More principles are expounded by the Court of Appeal in the case of Jivraj Shah vs. Republic [1986] KLR 605 as follows:
“If it appears prima facie from the totality of the circumstances that the appeal is likely to be successful on an account of some substantial point of law to be urged and the sentence or substantial part of it will have been serve by the time the appeal is heard, conditions for granting bail will exist.”
Likewise in the case of Mundia vs. Republic [1986] KLR 623 where the court held:
“ The Criminal Procedure Code (Cap 75) section 356 permits admission to bail pending appeal.
Admission to bail pending appeal is a discretionary power which the court must exercise judicially in accordance with laid down principles.
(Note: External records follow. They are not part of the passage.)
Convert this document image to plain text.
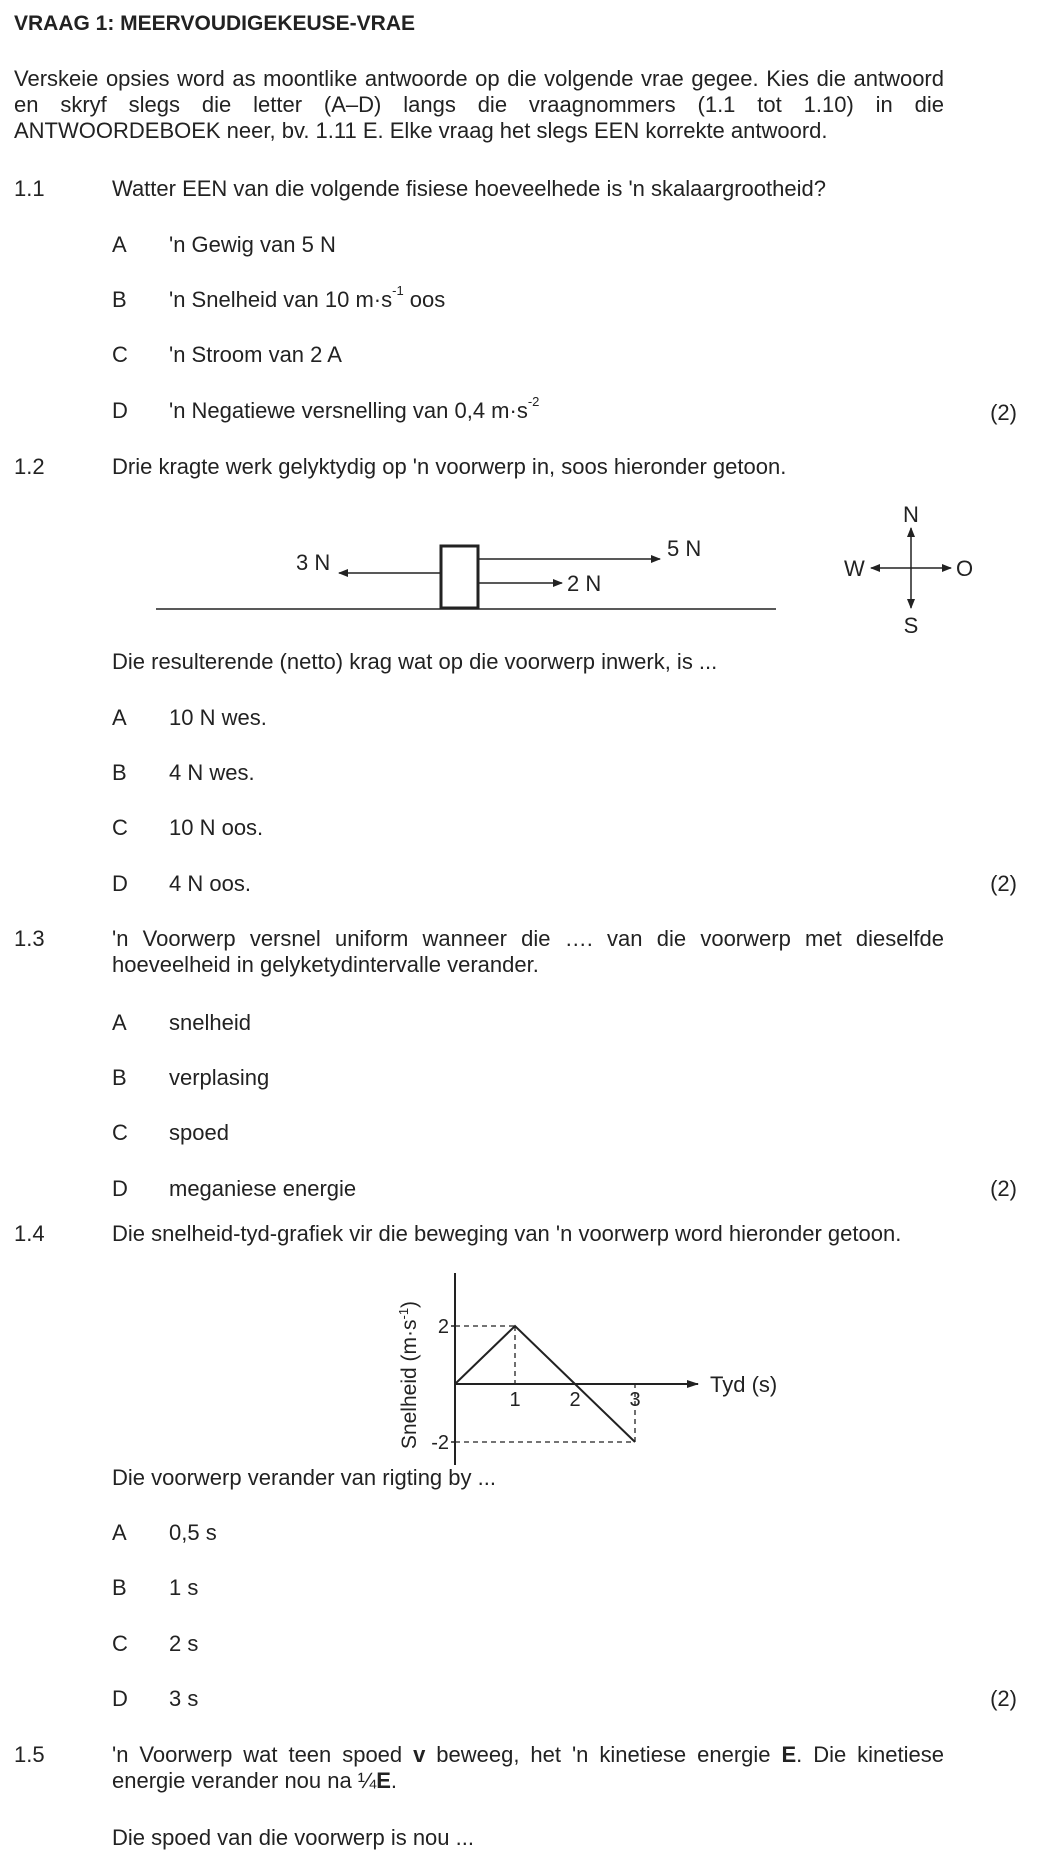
VRAAG 1: MEERVOUDIGEKEUSE-VRAE
Verskeie opsies word as moontlike antwoorde op die volgende vrae gegee. Kies die antwoord en skryf slegs die letter (A–D) langs die vraagnommers (1.1 tot 1.10) in die ANTWOORDEBOEK neer, bv. 1.11 E. Elke vraag het slegs EEN korrekte antwoord.
1.1	Watter EEN van die volgende fisiese hoeveelhede is 'n skalaargrootheid?
A 'n Gewig van 5 N
B 'n Snelheid van 10 $m\cdot s^{-1}$ oos
C 'n Stroom van 2 A
D 'n Negatiewe versnelling van 0,4 $m\cdot s^{-2}$	(2)
1.2	Drie kragte werk gelyktydig op 'n voorwerp in, soos hieronder getoon.
3 N
5 N
2 N
N
S
W	O
Die resulterende (netto) krag wat op die voorwerp inwerk, is ...
A 10 N wes.
B 4 N wes.
C 10 N oos.
D 4 N oos.	(2)
1.3	'n Voorwerp versnel uniform wanneer die …. van die voorwerp met dieselfde hoeveelheid in gelyketydintervalle verander.
A snelheid
B verplasing
C spoed
D meganiese energie	(2)
1.4	Die snelheid-tyd-grafiek vir die beweging van 'n voorwerp word hieronder getoon.
Snelheid $(m\cdot s^{-1})$
Tyd (s)
1 2 3
2
-2
Die voorwerp verander van rigting by ...
A 0,5 s
B 1 s
C 2 s
D 3 s	(2)
1.5	'n Voorwerp wat teen spoed v beweeg, het 'n kinetiese energie E. Die kinetiese energie verander nou na ¼E.
Die spoed van die voorwerp is nou ...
Once a person has been convicted and sentenced, his application for bail pending appeal will be granted only in exceptional circumstances.
There is a presumption that once a person is convicted he was properly convicted.
The chances of the appeal succeeding is a factor for consideration in arriving at a decision in an application for bail pending appeal.
Bail pending appeal may be granted where there is a risk that the sentence will have been served by the time the appeal will be heard but there must exist the major issue of overwhelming chances of the appeal in the first instance.”
In this case the Applicant relies on the ground there is an overwhelming chance the appeal will succeed.
I have examined the evidence adduced before the lower court. I do not wish to pre-empt the appeal at this stage. However the ground urged by the Applicant of identification is an important one. The circumstances of the identification and the evidence of a single witness definitely raises an important point of law for the court to weigh in determining this pending appeal.
I have come to conclusion that the application for bail pending appeal has raised an important point of law. In addition the Applicant is likely to serve a substantial part of his sentence if this appeal is heard. I find merit and should be granted.
In the result I grant the Applicant bail pending appeal in the following terms:
The Applicant may be released on a bond of Kshs. 100,000/= with two sureties of same sum.
Alternatively the Applicant may be released on cash bail of the sum of Kshs. 150,000/=
DATED AND DELIVERED AT MERU THIS 17TH JULY, 2014.